Rhenium‐188 Labeled Tungsten Disulfide Nanoflakes for Self‐Sensitized, Near‐Infrared Enhanced Radioisotope Therapy

Radioisotope therapy (RIT), in which radioactive agents are administered or implanted into the body to irradiate tumors from the inside, is a clinically adopted cancer treatment method but still needs improvement to enhance its performances. Herein, it is found that polyethylene glycol (PEG) modified tungsten disulfide (WS 2 ) nanoflakes can be easily labeled by 188 Re, a widely used radioisotope for RIT, upon simple mixing. Like other high‐Z elements acting as radiosensitizers, tungsten in the obtained 188 Re‐WS 2 ‐PEG would be able to absorb ionization radiation generated from 188 Re, enabling ‘‘self‐sensitization’’ to enhance the efficacy of RIT as demonstrated in carefully designed in vitro experiments of this study.
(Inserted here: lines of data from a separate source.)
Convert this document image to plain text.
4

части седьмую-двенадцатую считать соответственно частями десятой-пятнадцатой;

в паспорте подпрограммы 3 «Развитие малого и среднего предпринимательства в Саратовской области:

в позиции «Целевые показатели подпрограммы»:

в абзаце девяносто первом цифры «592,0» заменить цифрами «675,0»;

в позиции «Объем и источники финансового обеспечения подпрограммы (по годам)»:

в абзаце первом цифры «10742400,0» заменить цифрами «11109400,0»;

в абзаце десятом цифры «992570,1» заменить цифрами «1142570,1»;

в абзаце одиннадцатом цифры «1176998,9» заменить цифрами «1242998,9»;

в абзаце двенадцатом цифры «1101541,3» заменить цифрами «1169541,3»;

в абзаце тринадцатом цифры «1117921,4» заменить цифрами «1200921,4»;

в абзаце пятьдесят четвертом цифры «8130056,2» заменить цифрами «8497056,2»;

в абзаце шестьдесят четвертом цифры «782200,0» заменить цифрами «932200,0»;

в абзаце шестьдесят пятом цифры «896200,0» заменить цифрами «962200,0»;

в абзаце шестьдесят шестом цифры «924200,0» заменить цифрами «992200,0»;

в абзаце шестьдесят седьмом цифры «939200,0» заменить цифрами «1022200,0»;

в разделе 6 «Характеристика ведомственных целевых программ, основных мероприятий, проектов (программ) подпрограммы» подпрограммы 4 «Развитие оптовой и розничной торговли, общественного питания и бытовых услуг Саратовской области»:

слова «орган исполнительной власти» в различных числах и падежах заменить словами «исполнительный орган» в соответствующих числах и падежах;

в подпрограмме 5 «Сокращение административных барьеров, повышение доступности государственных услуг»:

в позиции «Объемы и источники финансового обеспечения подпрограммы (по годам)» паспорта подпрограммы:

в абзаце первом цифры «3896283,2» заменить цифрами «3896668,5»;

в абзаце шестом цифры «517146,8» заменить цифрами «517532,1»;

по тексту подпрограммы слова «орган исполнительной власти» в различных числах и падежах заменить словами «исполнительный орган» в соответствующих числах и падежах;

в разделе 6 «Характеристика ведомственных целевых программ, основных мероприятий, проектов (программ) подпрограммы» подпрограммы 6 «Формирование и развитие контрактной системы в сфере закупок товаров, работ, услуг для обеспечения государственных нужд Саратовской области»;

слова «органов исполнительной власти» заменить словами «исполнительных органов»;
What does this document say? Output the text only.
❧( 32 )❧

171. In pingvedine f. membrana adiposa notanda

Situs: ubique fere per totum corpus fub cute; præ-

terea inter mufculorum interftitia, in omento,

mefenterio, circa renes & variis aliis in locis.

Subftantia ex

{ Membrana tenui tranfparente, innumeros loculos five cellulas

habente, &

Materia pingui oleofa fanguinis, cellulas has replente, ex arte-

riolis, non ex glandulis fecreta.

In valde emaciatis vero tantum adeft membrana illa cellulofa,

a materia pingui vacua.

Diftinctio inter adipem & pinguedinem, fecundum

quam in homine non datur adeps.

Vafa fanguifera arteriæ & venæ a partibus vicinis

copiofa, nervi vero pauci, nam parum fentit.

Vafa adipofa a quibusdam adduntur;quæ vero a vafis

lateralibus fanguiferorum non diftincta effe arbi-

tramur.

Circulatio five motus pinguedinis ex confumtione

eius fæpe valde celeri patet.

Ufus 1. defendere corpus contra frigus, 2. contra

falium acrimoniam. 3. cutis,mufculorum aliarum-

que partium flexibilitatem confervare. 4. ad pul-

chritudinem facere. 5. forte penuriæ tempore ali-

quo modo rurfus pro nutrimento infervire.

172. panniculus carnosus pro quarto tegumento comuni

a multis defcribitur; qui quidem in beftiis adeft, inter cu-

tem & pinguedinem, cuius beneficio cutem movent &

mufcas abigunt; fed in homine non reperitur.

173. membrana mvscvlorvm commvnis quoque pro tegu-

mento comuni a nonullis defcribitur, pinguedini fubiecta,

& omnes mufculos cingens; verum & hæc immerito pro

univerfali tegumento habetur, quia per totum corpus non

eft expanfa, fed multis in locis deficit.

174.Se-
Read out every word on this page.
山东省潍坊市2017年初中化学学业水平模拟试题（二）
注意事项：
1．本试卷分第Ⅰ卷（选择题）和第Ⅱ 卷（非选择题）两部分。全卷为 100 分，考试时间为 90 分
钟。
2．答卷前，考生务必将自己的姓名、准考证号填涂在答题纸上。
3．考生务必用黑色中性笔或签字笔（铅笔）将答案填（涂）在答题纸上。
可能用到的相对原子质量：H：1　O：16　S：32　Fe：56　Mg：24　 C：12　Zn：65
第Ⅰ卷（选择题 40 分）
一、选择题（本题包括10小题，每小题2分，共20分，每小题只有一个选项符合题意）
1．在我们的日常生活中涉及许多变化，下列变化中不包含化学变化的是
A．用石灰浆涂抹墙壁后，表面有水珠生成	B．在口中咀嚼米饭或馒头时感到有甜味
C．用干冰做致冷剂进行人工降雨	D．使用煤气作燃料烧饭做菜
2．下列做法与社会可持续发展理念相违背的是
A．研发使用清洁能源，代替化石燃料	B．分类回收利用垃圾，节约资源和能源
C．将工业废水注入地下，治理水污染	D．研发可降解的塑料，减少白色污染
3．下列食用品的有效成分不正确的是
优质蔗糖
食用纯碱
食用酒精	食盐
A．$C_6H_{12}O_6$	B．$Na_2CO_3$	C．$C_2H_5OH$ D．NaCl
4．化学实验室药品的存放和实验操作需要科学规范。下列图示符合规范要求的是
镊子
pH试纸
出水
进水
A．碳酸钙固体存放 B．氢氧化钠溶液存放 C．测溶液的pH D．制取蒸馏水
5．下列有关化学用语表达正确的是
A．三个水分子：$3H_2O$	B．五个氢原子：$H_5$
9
In the meanwhile, the strong NIR absorbance of WS 2 ‐PEG could be utilized for NIR light‐induced photothermal therapy (PTT), which if applied on tumors would be able to greatly relieve their hypoxia state and help to overcome hypoxia‐associated radioresistance of tumors. Therefore, with 188 Re‐WS 2 ‐PEG as a multifunctional agent, which shows efficient passive tumor homing after intravenous injection, in vivo self‐sensitized, NIR‐enhanced RIT cancer treatment is realized, achieving excellent tumor killing efficacy in a mouse tumor model. This work presents a new concept of applying nanotechnology in RIT, by delivering radioisotopes into tumors, self‐sensitizing the irradiation‐induced cell damage, and modulating the tumor hypoxia state to further enhance the therapeutic outcomes.